Fathers form attachments, too

She points out that it is not only mothers who naturally bond with their children. Fathers do too but at a slower rate because they don’t have the advantage of the considerable releases of oxytocin and beta endorphin that the mother benefits from during childbirth.  She has found that once the baby can interact with his father, rough-and-tumble play provides one of the best ways for the father and baby to form a deep bond.

and finally…

Fathers come in many forms

Although the biological father can top the list, the role of father is not necessarily provided by the natural father but can often be fulfilled by someone else – grandfather, uncle, brother, friend and even a step father.

She points out that a father’s role is “To shift his child’s gaze from the family to the world and push those developmental boundaries, teaching the behavioral and linguistic skills that will enable them to navigate our complex social and technological world.  And in a time when we have a crisis in teenage mental health, and our digital social lives become ever more complex, this unique input is arguably more critical than ever before.
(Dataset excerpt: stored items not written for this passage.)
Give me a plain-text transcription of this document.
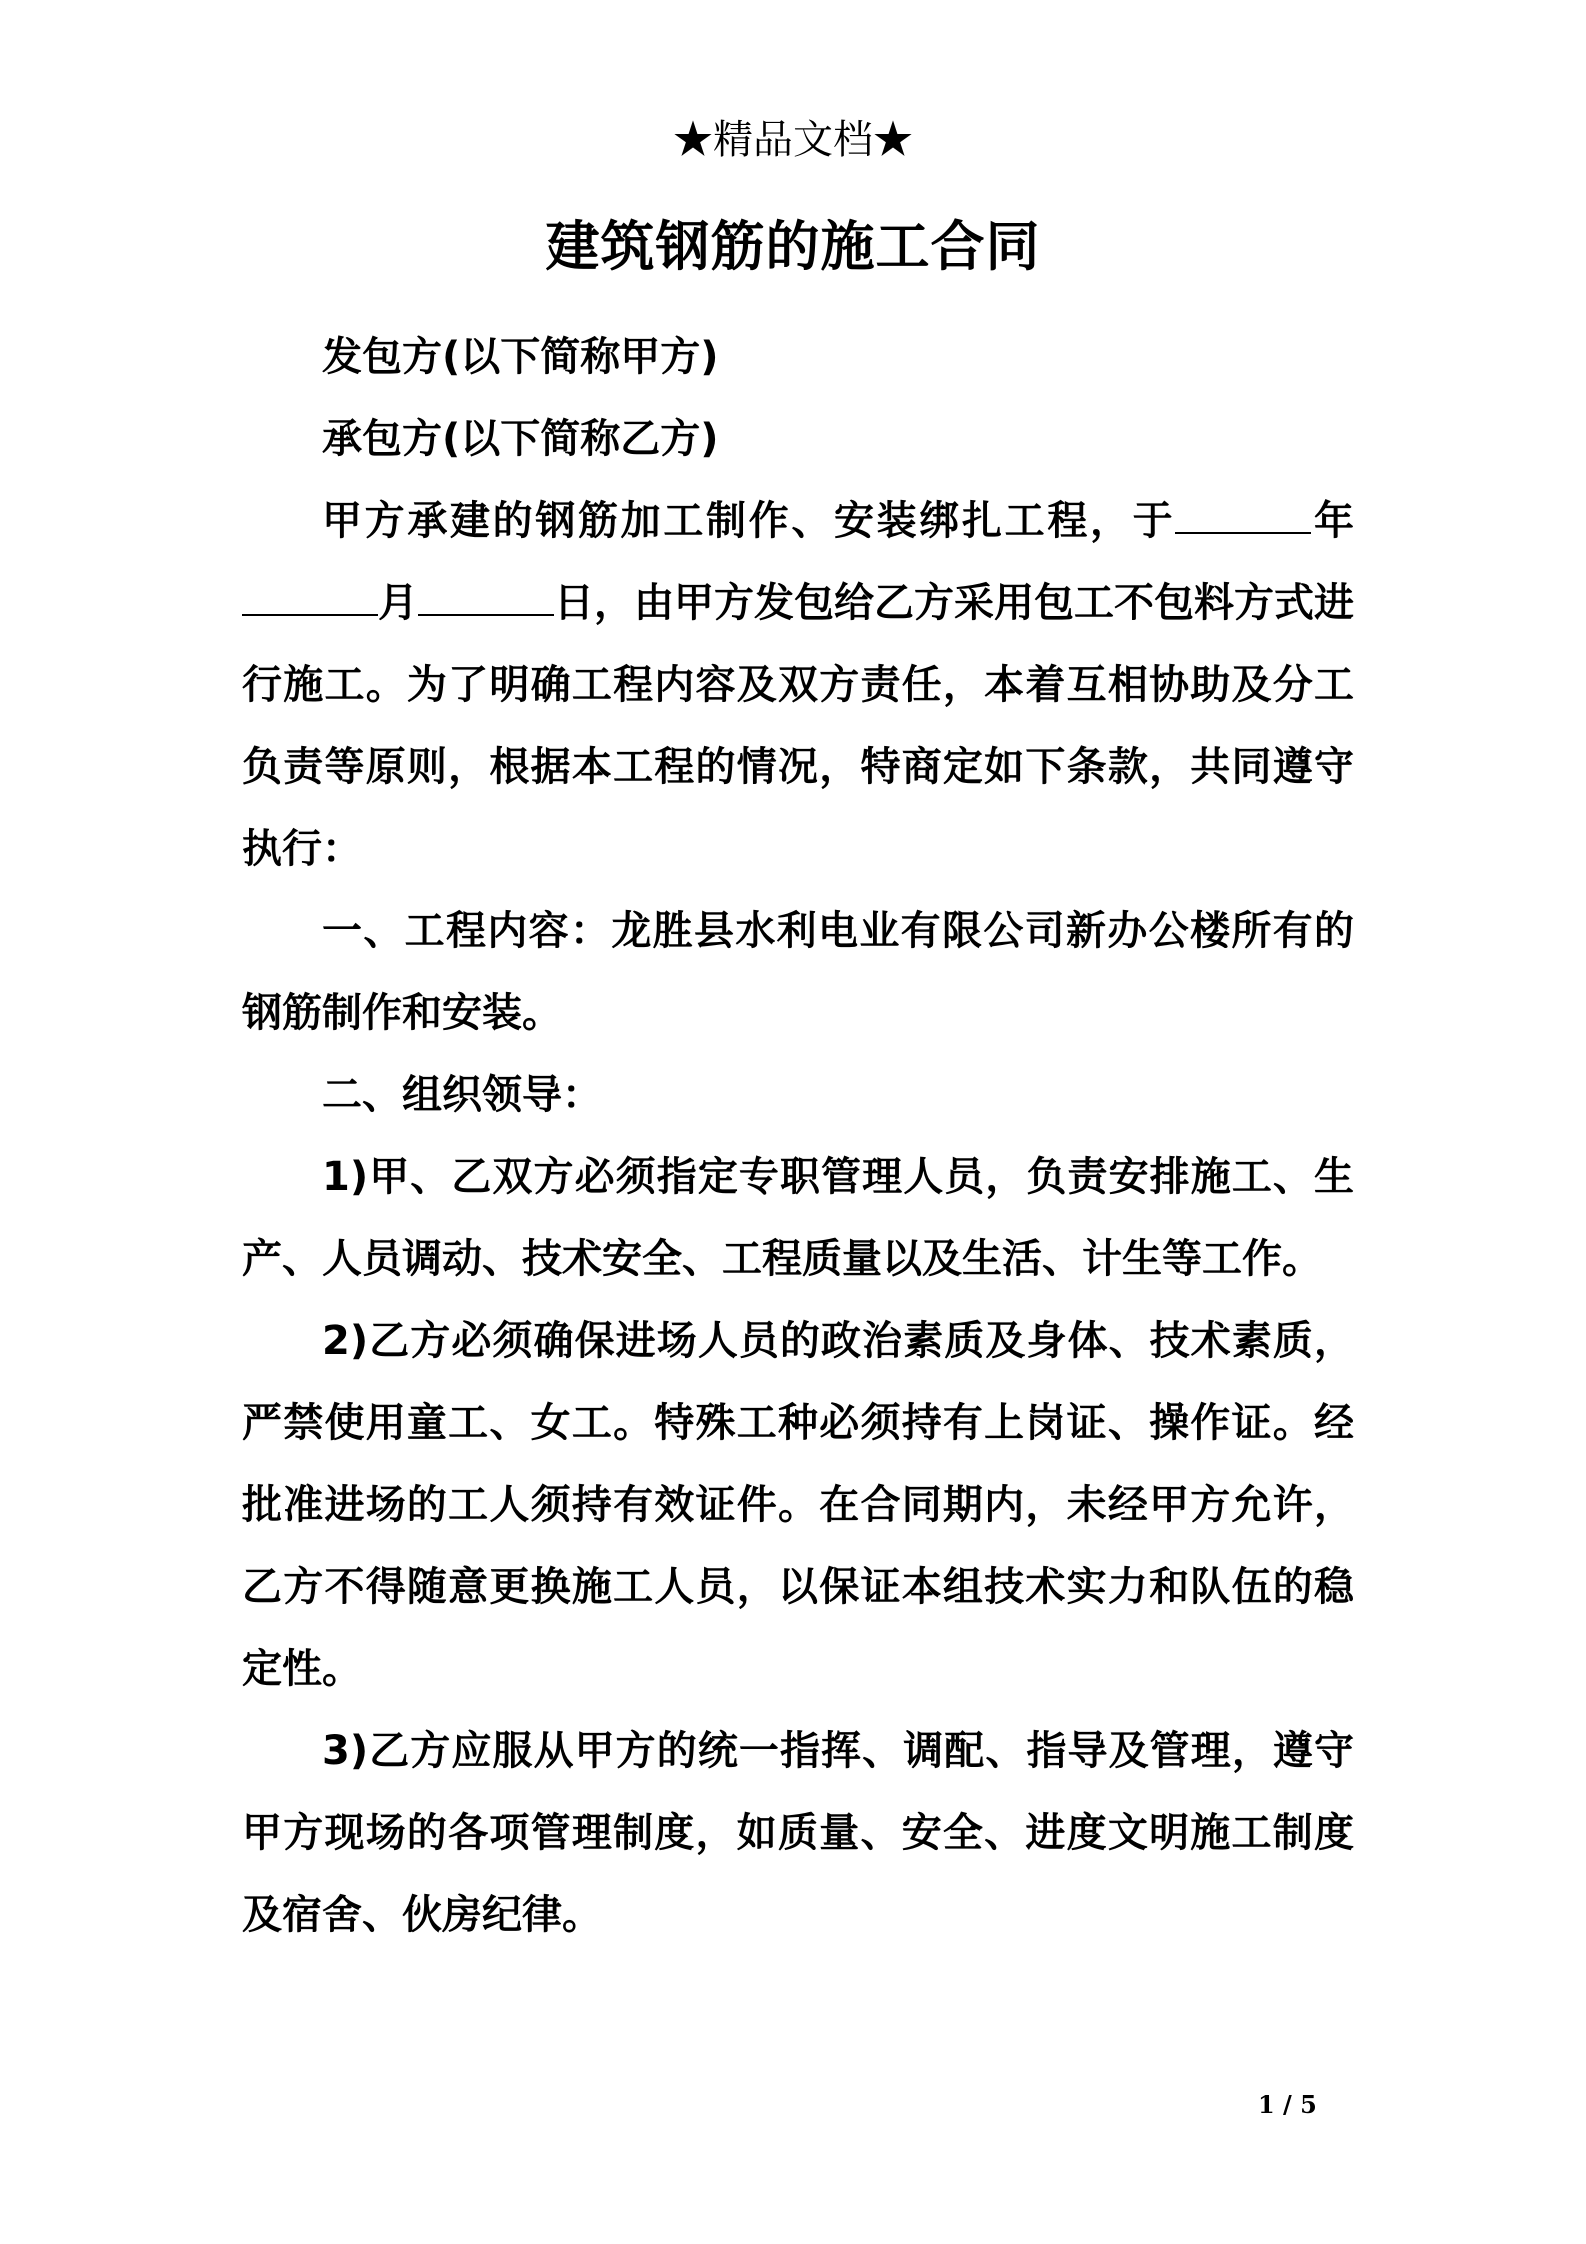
★精品文档★
建筑钢筋的施工合同

发包方(以下简称甲方)

承包方(以下简称乙方)

甲方承建的钢筋加工制作、安装绑扎工程，于	年月	日，由甲方发包给乙方采用包工不包料方式进行施工。为了明确工程内容及双方责任，本着互相协助及分工负责等原则，根据本工程的情况，特商定如下条款，共同遵守执行：

一、工程内容：龙胜县水利电业有限公司新办公楼所有的钢筋制作和安装。

二、组织领导：

1)甲、乙双方必须指定专职管理人员，负责安排施工、生产、人员调动、技术安全、工程质量以及生活、计生等工作。

2)乙方必须确保进场人员的政治素质及身体、技术素质，严禁使用童工、女工。特殊工种必须持有上岗证、操作证。经批准进场的工人须持有效证件。在合同期内，未经甲方允许，乙方不得随意更换施工人员，以保证本组技术实力和队伍的稳定性。

3)乙方应服从甲方的统一指挥、调配、指导及管理，遵守甲方现场的各项管理制度，如质量、安全、进度文明施工制度及宿舍、伙房纪律。

1 / 5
You can read all about her discoveries in full in her recently published book entitled “The Life of Dad: The Making of a Modern Father“, Simon & Schuster.

My own experience

When I had my own children in the 1970s, fathers were not encouraged to be at their wives’ side during labor and the birth of their own children.  They were tucked away in a waiting room until it was all over.  They did not see their children being born, they were not there to support their wife and hold her hand – and it was all really quite sad when you think about it.

Fortunately a lot has changed since then and for some decades, fathers have been welcome at the birth of their children.